City officials announced plans last week to rebuild the QHouse, a community center in the Dixwell neighborhood that closed in 2003.

Mayor Toni Harp and Ward 22 Alder Jeanette Morrison met last Monday at 197 Dixwell Ave., the address of the future QHouse, to share news on the project with the public. The center will include a health clinic, a branch of the New Haven Free Public Library, a computer lab, a dance studio, a gymnasium and facilities for arts, crafts and music. The state has allocated $14.5 million to fund the construction of the center.

“It will be a one-stop shop that will provide services for people of all ages, from zero to 100 plus,” Morrison told the News.

Morrison, who has worked on bringing the project to fruition since she first took office in 2012, said construction will begin on Nov. 4. However, it will be difficult to work during the winter, she said, so most of the construction will likely take place in the spring of 2018.

She added that the $14.5 million from the state is only meant to cover the costs of building the facility. The center’s operational budget will come from taxes and private donations, Morrison said, noting that local residents and city employees are raising funds to furnish and stock the library branch that will be housed at the center.

The new center will be the third iteration of the QHouse. The first opened in 1924 and ran for nearly 40 years before closing in the early 1960s. The second QHouse, built in 1967, served the community until 2003, when the city shut it down due to a lack of funding. Morrison said there will be a small museum component within the new center to commemorate its long history.

Before closing in 2003, the QHouse was a focal point for the black community in the city’s Dixwell and Newhallville neighborhoods. Carlena McDonald, who moved to New Haven from South Carolina in 1965, said that when the second QHouse was built, many of the residents of Dixwell and Newhallville were, like her, black migrants from the South. McDonald added that the migrant community relied heavily on the QHouse and said many of her neighbors with jobs located outside the neighborhoods would drop off their children at QHouse day care programs before going to work.

McDonald, a single mother, said the service was a huge help to her, since she enrolled her daughter in day care at the QHouse so that she could work during the week.

“The QHouse became synonymous with how we, as a community, took care of our children,” McDonald said. “The people at the QHouse became the big brothers and big sisters of our children.”

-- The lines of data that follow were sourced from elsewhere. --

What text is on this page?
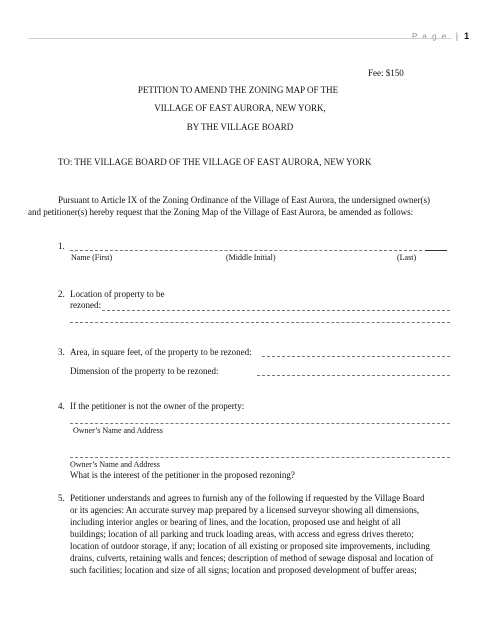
P a g e | 1
Fee: $150
PETITION TO AMEND THE ZONING MAP OF THE
VILLAGE OF EAST AURORA, NEW YORK,
BY THE VILLAGE BOARD
TO: THE VILLAGE BOARD OF THE VILLAGE OF EAST AURORA, NEW YORK
Pursuant to Article IX of the Zoning Ordinance of the Village of East Aurora, the undersigned owner(s)
and petitioner(s) hereby request that the Zoning Map of the Village of East Aurora, be amended as follows:
1.
Name (First)	(Middle Initial)	(Last)
2. Location of property to be
rezoned:
3. Area, in square feet, of the property to be rezoned:
Dimension of the property to be rezoned:
4. If the petitioner is not the owner of the property:
Owner’s Name and Address
Owner’s Name and Address
What is the interest of the petitioner in the proposed rezoning?
5. Petitioner understands and agrees to furnish any of the following if requested by the Village Board
or its agencies: An accurate survey map prepared by a licensed surveyor showing all dimensions,
including interior angles or bearing of lines, and the location, proposed use and height of all
buildings; location of all parking and truck loading areas, with access and egress drives thereto;
location of outdoor storage, if any; location of all existing or proposed site improvements, including
drains, culverts, retaining walls and fences; description of method of sewage disposal and location of
such facilities; location and size of all signs; location and proposed development of buffer areas;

McDonald is a member of a group called the Concerned Citizens, which was created in the early 2000s to keep the QHouse open amid growing fears that budget shortfalls might force it to close. When the community center did close in 2003, the group switched its focus to creating a new QHouse. McDonald said there are currently about 11 members in the group.

McDonald credited Harp with facilitating the project’s revival. The center closed while former Mayor John DeStefano was in office, and while his administration and the community both wanted the center to reopen, disagreements and misunderstandings stalled progress, McDonald said.

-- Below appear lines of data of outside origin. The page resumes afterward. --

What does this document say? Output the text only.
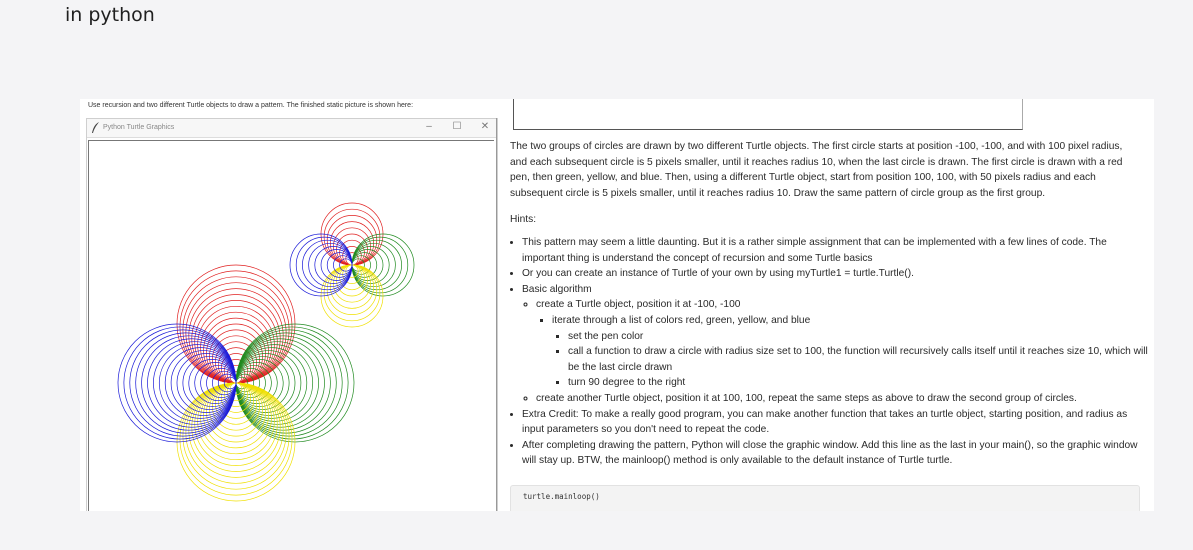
in python
Use recursion and two different Turtle objects to draw a pattern. The finished static picture is shown here:
Python Turtle Graphics	–	☐ ✕

The two groups of circles are drawn by two different Turtle objects. The first circle starts at position -100, -100, and with 100 pixel radius, and each subsequent circle is 5 pixels smaller, until it reaches radius 10, when the last circle is drawn. The first circle is drawn with a red pen, then green, yellow, and blue. Then, using a different Turtle object, start from position 100, 100, with 50 pixels radius and each subsequent circle is 5 pixels smaller, until it reaches radius 10. Draw the same pattern of circle group as the first group.

Hints:
• This pattern may seem a little daunting. But it is a rather simple assignment that can be implemented with a few lines of code. The important thing is understand the concept of recursion and some Turtle basics
• Or you can create an instance of Turtle of your own by using myTurtle1 = turtle.Turtle().
• Basic algorithm
◦ create a Turtle object, position it at -100, -100
▪ iterate through a list of colors red, green, yellow, and blue
▪ set the pen color
▪ call a function to draw a circle with radius size set to 100, the function will recursively calls itself until it reaches size 10, which will be the last circle drawn
▪ turn 90 degree to the right
◦ create another Turtle object, position it at 100, 100, repeat the same steps as above to draw the second group of circles.
• Extra Credit: To make a really good program, you can make another function that takes an turtle object, starting position, and radius as input parameters so you don't need to repeat the code.
• After completing drawing the pattern, Python will close the graphic window. Add this line as the last in your main(), so the graphic window will stay up. BTW, the mainloop() method is only available to the default instance of Turtle turtle.
turtle.mainloop()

“[Harp’s] been at the center of everything,” McDonald said.

Harp’s history with the project extends beyond her time as mayor. City spokesman Laurence Grotheer said Harp wrote the legislation that approved the $14.5 million in state funding for the project back when she was a Connecticut state senator in 2011. Since assuming office, Harp has worked with alders, city officials and community groups — including Concerned Citizens — to turn plans for a new QHouse into reality, Grotheer said.

The building on Dixwell Avenue that housed the old QHouse was demolished in January.